You can look at the new Jewish Nation-State Law from two angles: the message it sends to Jews, and the message it sends to Palestinians — you don’t belong here.
Arabic was an official language of the State of Israel for 70 years, two months, and five days. As of July 19, 2018, it is no longer.
There is no practical reason for the change, and, in fact, the “Jewish Nation-State Law,”
which abolished Arabic as an official language, basically guarantees that Arabic will retain all the benefits of being an official language despite being stripped of the title.
So why upend the status quo of the past 70-plus years? Sometimes what a law says
is more important than what it does.
You can look at the Jewish Nation-State law from two perspectives. There is the message it was intended to send to Jews: a positive affirmation of Israel as the Jewish nation-state; as the Jewish homeland; as the state of the Jews; a reassuring and nationalist message that says ‘this country is yours and yours alone.’

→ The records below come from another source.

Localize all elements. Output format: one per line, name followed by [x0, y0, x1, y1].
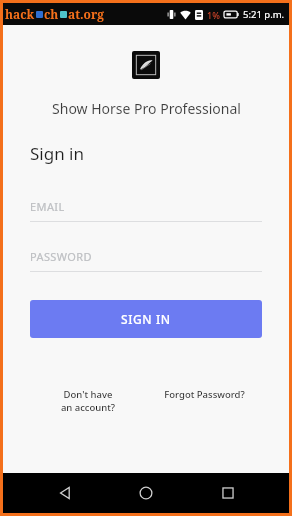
- staticText: hack: [5, 6, 35, 22]
- staticText: Show Horse Pro Professional: [52, 99, 241, 118]
- staticText: 5:21 p.m.: [243, 8, 285, 21]
- button[interactable]: Recent apps: [208, 473, 248, 513]
- button[interactable]: Don't have an account?: [30, 388, 146, 414]
- staticText: ch: [44, 6, 59, 22]
- button[interactable]: PASSWORD: [30, 245, 262, 272]
- staticText: Sign in: [30, 142, 84, 165]
- staticText: PASSWORD: [30, 249, 92, 264]
- staticText: Forgot Password?: [164, 388, 245, 401]
- button[interactable]: Forgot Password?: [146, 388, 262, 401]
- staticText: at.org: [68, 6, 104, 22]
- button[interactable]: Home: [126, 473, 166, 513]
- button[interactable]: Back: [45, 473, 85, 513]
- staticText: EMAIL: [30, 199, 65, 214]
- staticText: Don't have an account?: [57, 388, 119, 414]
- button[interactable]: EMAIL: [30, 195, 262, 222]
- button[interactable]: SIGN IN: [30, 300, 262, 338]
- staticText: 1%: [207, 9, 220, 21]
- staticText: SIGN IN: [121, 311, 171, 327]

The other message, the inverse, meant for Palestinians, is: this is not your land; this country does not belong to you, irrespective of whether you are an Israeli citizen living in the home of your great-grandparents or a refugee yearning to return
to the land of your grandparents; your culture, language, and history are at best tolerated — this is not their home, this is not your homeland.
The Jewish Nation-State Law states, implicitly and explicitly, that Israel belongs not to all of its citizens, over 20 percent of whom are not Jewish. Instead, it declares that Israel belongs to the Jewish people, some half of whom are not Israeli citizens.